APPLICATION DILUTION

  • WB

  • 1:500-1:2000

  • ICC

  • 1:100-1:500

  • FC

  • 1:50-1:100

TARGET

UNIPROT #

PROTEIN NAME

Progesterone receptor

GENE NAME

PGR

SYNONYMS

Progesterone receptor,pr,Nuclear receptor subfamily 3 group C member 3,PGR

SEQUENCE SIMILARITIES

Belongs to the nuclear hormone receptor family. NR3 subfamily.

TISSUE SPECIFICITY

In reproductive tissues the expression of isoform A and isoform B varies as a consequence of developmental and hormonal status. Isoform A and isoform B are expressed in comparable levels in uterine glandular epithelium during the proliferative phase of the menstrual cycle. Expression of isoform B but not of isoform A persists in the glands during mid-secretory phase. In the stroma, isoform A is the predominant form throughout the cycle. Heterogeneous isoform expression between the glands of the endometrium basalis and functionalis is implying region-specific responses to hormonal stimuli.

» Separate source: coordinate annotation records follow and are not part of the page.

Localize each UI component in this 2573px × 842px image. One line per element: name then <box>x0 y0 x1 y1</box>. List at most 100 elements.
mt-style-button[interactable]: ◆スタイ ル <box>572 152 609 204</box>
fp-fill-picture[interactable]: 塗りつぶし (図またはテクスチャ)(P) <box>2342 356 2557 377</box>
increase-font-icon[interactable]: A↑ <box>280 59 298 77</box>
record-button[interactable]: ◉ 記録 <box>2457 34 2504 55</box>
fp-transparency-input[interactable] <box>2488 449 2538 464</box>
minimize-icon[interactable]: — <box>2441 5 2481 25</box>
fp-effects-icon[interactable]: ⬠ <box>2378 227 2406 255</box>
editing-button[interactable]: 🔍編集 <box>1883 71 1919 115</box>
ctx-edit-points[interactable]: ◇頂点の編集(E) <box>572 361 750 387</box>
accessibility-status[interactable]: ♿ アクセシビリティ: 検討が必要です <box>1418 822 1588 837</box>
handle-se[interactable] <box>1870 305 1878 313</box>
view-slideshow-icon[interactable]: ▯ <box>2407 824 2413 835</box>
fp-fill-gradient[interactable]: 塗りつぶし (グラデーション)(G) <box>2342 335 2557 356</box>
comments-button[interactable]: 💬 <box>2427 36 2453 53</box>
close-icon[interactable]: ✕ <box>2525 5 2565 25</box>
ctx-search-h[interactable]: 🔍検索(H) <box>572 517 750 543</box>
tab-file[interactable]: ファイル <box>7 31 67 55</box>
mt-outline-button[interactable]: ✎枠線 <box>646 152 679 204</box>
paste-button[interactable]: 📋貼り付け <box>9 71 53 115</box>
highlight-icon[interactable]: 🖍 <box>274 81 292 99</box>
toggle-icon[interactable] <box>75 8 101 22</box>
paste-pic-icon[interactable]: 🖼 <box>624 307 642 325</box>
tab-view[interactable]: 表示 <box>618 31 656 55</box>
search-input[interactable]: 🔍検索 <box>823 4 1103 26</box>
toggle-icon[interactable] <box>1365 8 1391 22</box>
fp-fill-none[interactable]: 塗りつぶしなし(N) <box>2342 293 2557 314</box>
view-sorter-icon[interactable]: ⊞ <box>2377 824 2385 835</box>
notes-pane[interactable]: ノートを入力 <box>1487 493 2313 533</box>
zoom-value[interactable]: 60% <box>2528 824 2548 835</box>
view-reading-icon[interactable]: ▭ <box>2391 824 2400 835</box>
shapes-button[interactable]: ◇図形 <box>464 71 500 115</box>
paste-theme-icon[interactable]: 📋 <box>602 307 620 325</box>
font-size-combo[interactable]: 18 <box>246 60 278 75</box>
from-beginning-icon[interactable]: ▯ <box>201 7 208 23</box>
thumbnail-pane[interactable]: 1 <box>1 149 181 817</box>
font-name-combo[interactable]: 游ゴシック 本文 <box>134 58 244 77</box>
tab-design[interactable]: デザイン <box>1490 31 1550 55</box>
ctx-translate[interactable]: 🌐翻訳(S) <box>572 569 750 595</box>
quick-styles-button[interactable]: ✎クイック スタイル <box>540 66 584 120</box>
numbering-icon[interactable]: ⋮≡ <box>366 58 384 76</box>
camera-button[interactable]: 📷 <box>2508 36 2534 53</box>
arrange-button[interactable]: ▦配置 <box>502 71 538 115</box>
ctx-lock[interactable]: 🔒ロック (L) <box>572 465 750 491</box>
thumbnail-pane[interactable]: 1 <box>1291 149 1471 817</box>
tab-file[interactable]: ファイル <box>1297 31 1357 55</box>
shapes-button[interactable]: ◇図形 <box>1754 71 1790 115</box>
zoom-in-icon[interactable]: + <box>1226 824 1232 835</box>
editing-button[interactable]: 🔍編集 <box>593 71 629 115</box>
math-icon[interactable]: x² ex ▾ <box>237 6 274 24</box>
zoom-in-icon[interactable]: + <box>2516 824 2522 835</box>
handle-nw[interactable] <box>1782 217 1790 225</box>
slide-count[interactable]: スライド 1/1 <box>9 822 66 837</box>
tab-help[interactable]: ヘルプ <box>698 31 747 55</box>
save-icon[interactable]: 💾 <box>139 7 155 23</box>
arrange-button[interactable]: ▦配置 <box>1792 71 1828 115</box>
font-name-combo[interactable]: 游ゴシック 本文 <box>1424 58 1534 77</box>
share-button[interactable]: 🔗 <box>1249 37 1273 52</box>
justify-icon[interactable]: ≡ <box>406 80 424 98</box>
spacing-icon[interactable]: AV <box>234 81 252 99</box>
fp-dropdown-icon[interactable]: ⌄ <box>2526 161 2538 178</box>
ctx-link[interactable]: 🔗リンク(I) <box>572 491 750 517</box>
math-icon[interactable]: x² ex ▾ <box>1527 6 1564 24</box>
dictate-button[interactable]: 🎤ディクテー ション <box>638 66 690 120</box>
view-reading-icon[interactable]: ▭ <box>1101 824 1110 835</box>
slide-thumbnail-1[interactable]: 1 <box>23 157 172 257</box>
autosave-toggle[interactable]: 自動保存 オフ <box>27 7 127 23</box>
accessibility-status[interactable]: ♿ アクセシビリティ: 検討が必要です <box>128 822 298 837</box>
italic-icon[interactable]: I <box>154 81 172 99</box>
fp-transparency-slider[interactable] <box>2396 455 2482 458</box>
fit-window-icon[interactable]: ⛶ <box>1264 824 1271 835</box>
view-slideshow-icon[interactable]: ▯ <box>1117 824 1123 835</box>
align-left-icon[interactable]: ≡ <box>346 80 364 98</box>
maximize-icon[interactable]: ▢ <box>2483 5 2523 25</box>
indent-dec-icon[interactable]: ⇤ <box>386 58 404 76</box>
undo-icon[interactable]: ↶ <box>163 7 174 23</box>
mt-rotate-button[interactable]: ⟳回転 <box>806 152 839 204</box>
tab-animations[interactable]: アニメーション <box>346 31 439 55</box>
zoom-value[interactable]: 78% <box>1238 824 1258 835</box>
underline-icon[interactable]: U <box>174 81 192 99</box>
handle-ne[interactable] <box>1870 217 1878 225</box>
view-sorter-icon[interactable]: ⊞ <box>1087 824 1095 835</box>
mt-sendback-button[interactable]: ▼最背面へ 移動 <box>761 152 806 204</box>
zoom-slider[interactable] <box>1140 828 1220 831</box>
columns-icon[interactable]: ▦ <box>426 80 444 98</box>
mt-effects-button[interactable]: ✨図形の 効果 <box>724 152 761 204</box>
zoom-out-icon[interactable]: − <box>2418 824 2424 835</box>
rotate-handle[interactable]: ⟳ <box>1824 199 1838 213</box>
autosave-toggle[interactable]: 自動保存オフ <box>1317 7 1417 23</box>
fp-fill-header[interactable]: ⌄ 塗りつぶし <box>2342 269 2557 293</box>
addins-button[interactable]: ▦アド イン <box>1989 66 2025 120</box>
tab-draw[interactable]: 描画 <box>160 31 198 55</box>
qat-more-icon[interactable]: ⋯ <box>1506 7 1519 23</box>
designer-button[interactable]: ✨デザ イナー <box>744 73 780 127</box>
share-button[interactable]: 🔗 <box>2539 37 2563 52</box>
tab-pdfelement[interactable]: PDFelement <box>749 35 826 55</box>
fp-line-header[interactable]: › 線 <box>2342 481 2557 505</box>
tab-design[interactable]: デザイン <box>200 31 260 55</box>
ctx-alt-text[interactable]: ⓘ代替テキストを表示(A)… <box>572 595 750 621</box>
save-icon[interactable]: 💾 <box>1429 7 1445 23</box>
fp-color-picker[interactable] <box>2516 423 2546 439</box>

POST-TRANSLATIONAL MODIFICATION

Phosphorylated on multiple serine sites. Several of these sites are hormone-dependent. Phosphorylation on Ser-294 occurs preferentially on isoform B, is highly hormone-dependent and modulates ubiquitination and sumoylation on Lys-388. Phosphorylation on Ser-102 and Ser-345 also requires induction by hormone. Basal phosphorylation on Ser-81, Ser-162, Ser-190 and Ser-400 is increased in response to progesterone and can be phosphorylated in vitro by the CDK2-A1 complex. Increased levels of phosphorylation on Ser-400 also in the presence of EGF, heregulin, IGF, PMA and FBS. Phosphorylation at this site by CDK2 is ligand-independent, and increases nuclear translocation and transcriptional activity. Phosphorylation at Ser-162 and Ser-294, but not at Ser-190, is impaired during the G(2)/M phase of the cell cycle. Phosphorylation on Ser-345 by ERK1/2 MAPK is required for interaction with SP1.; Sumoylation is hormone-dependent and represses transcriptional activity. Sumoylation on all three sites is enhanced by PIAS3. Desumoylated by SENP1. Sumoylation on Lys-388, the main site of sumoylation, is repressed by ubiquitination on the same site, and modulated by phosphorylation at Ser-294.; Ubiquitination is hormone-dependent and represses sumoylation on the same site. Promoted by MAPK-mediated phosphorylation on Ser-294.; Palmitoylated by ZDHHC7 and ZDHHC21. Palmitoylation is required for plasma membrane targeting and for rapid intracellular signaling via ERK and AKT kinases and cAMP generation.

SUBCELLULAR LOCATION

Nucleus. Cytoplasm. Note=Nucleoplasmic shuttling is both hormone- and cell cycle-dependent. On hormone stimulation, retained in the cytoplasm in the G(1) and G(2)/M phases.; [Isoform A]: Nucleus. Cytoplasm. Note=Mainly nuclear.; [Isoform 4]: Mitochondrion outer membrane.

FUNCTION

The steroid hormones and their receptors are involved in the regulation of eukaryotic gene expression and affect cellular proliferation and differentiation in target tissues. Depending on the isoform, progesterone receptor functions as transcriptional activator or repressor.; [Isoform A]: Ligand-dependent transdominant repressor of steroid hormone receptor transcriptional activity including repression of its isoform B, MR and ER. Transrepressional activity may involve recruitment of corepressor NCOR2.; [Isoform B]: Transcriptional activator of several progesteron-dependent promoters in a variety of cell types. Involved in activation of SRC-dependent MAPK signaling on hormone stimulation.; [Isoform 4]: Increases mitochondrial membrane potential and cellular respiration upon stimulation by progesterone.